Infratil says it has finalised the purchase of Shell New Zealand in a $696.5 million joint venture deal with the NZ Super Fund.
The deal includes 229 services stations and 95 truck stops nationwide, finance and management of up to 650m litres of fuel inventory, and 17.1 per cent of the New Zealand Refining Company - which operates the Marsden Point oil refinery.
Shell's new owners say that dividends from the business will now mainly flow to New Zealand shareholders - and the public, via the investment by the Super Fund. It says there will also be more local jobs and staff training throughh the "on-shoring" of many roles now being performed overseas.
The deal "would bring strong cashflow with long-term business improvement initiatives and reinvestment potential to New Zealand", Infratil said this morning.
It is buying what the industry describes as Shell's 'downstream' activities - retail stations, fuel transport, storage and distribution. It does not involve any exploration or drilling for oil and gas.
In its presentation published today, Infratil says that in the short term, change will not be obvious to Shell's retail customers.
Procurement was being undertaken by Shell on behalf of the new owners, its fuel technology would continue to be available.
"Shell has agreed to allow medium term use of the Shell brand for retail sales," says the presentation.
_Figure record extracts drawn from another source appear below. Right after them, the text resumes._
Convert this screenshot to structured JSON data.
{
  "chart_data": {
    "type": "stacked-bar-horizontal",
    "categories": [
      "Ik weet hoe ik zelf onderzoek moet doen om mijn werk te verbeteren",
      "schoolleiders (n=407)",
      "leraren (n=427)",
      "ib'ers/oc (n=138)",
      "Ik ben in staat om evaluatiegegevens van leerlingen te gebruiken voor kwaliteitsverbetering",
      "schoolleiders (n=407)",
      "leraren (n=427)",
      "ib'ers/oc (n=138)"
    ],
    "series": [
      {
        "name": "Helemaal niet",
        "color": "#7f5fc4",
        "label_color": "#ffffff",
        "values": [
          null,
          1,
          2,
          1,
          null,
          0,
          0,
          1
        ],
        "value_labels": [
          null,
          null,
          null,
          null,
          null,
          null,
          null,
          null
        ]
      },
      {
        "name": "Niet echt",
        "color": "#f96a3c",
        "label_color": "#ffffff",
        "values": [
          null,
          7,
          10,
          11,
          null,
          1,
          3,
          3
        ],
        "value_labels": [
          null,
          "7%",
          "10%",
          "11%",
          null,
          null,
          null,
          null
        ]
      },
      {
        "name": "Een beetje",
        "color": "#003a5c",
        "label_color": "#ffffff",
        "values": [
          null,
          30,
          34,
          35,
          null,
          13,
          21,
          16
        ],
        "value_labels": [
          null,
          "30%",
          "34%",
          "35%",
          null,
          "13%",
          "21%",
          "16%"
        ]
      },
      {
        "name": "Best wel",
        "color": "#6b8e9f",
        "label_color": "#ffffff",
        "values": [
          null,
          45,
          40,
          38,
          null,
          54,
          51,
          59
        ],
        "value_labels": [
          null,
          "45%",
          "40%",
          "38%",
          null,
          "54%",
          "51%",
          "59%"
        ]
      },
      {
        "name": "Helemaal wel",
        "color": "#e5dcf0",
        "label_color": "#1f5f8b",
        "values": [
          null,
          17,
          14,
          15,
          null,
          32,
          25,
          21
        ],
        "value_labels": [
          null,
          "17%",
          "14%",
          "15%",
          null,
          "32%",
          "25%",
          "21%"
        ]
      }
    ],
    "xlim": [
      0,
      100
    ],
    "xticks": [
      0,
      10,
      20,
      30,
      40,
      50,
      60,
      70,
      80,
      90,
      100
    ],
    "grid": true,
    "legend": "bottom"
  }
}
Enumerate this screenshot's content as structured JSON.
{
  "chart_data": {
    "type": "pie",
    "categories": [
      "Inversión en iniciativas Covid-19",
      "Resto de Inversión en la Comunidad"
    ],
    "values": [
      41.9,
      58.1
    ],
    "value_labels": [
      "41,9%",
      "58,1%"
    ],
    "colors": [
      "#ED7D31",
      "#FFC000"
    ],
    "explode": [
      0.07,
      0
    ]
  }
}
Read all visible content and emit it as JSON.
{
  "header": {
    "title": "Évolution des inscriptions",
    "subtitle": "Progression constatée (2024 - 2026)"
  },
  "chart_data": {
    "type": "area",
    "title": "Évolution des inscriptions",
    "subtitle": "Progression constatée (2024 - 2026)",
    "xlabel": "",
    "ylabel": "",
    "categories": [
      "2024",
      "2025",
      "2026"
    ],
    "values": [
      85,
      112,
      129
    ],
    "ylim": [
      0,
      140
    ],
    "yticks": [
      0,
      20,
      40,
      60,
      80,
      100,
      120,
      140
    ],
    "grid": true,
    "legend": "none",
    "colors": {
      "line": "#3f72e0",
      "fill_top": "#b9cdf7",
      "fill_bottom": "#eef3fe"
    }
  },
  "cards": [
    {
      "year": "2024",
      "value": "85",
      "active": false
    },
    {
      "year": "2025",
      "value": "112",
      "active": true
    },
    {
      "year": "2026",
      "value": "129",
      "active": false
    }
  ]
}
Marketing initiatives and "competitive retail pricing of fuels" would remain.
Infratil, has previously said there was "substantial upside value in being an overtly New Zealand-owned dominant petrol company as the local oil industry restructures".
Included in moves to Kiwi-fy the Shell assets, its Manila-based customer call centre would return to New Zealand.
The businesses being bought had been built up by Shell over almost a century and its decision to sell due to changes in the global oil market had presented a "once in a generation" opportunity, Infratil managing director Marko Bogoievski said.
"The goal from here is to continue to provide high-quality fuels at competitive prices and to leverage the benefits of a New Zealand-owned and managed downstream business."
During the past year Infratil had divested about $400m of assets, and with this transaction would have invested over $400m in new assets.
The transactions left Infratil with a more focused portfolio of investments, said Bogoievski.
The stake includes 17.1 per cent of New Zealand Refining Co, which Bogoievski has said was being acquired "during a period of bottom of cycle margins."
The key to the Infratil strategy will be maintaining a "well located nationwide network of retail sites and truck stops" under the Shell retail brand name, backed by the FlyBuys and supermarket docket loyalty schemes.
With investment in known money-spinners like car washes and "quick service restaurants", with decisions "based on local context" and undertaken by senior managers no longer hampered by "multiple reporting lines offshore".
"Innovative new offers for business customers unconstrained by Shell global policy" would also be possible.
With Infratil founder Lloyd Morrison already a champion of a new flag for New Zealand, Infratil says it sees "growing consumer preference for local companies, e.g., Kiwibank".
On top of that, "Mobil's announced intent to exit both infrastructure and customer-facing activities", along with evidence that "BP and Caltex have limited willingness to step out their investments in New Zealand".
These were signals of "the beginning of an industry restructure".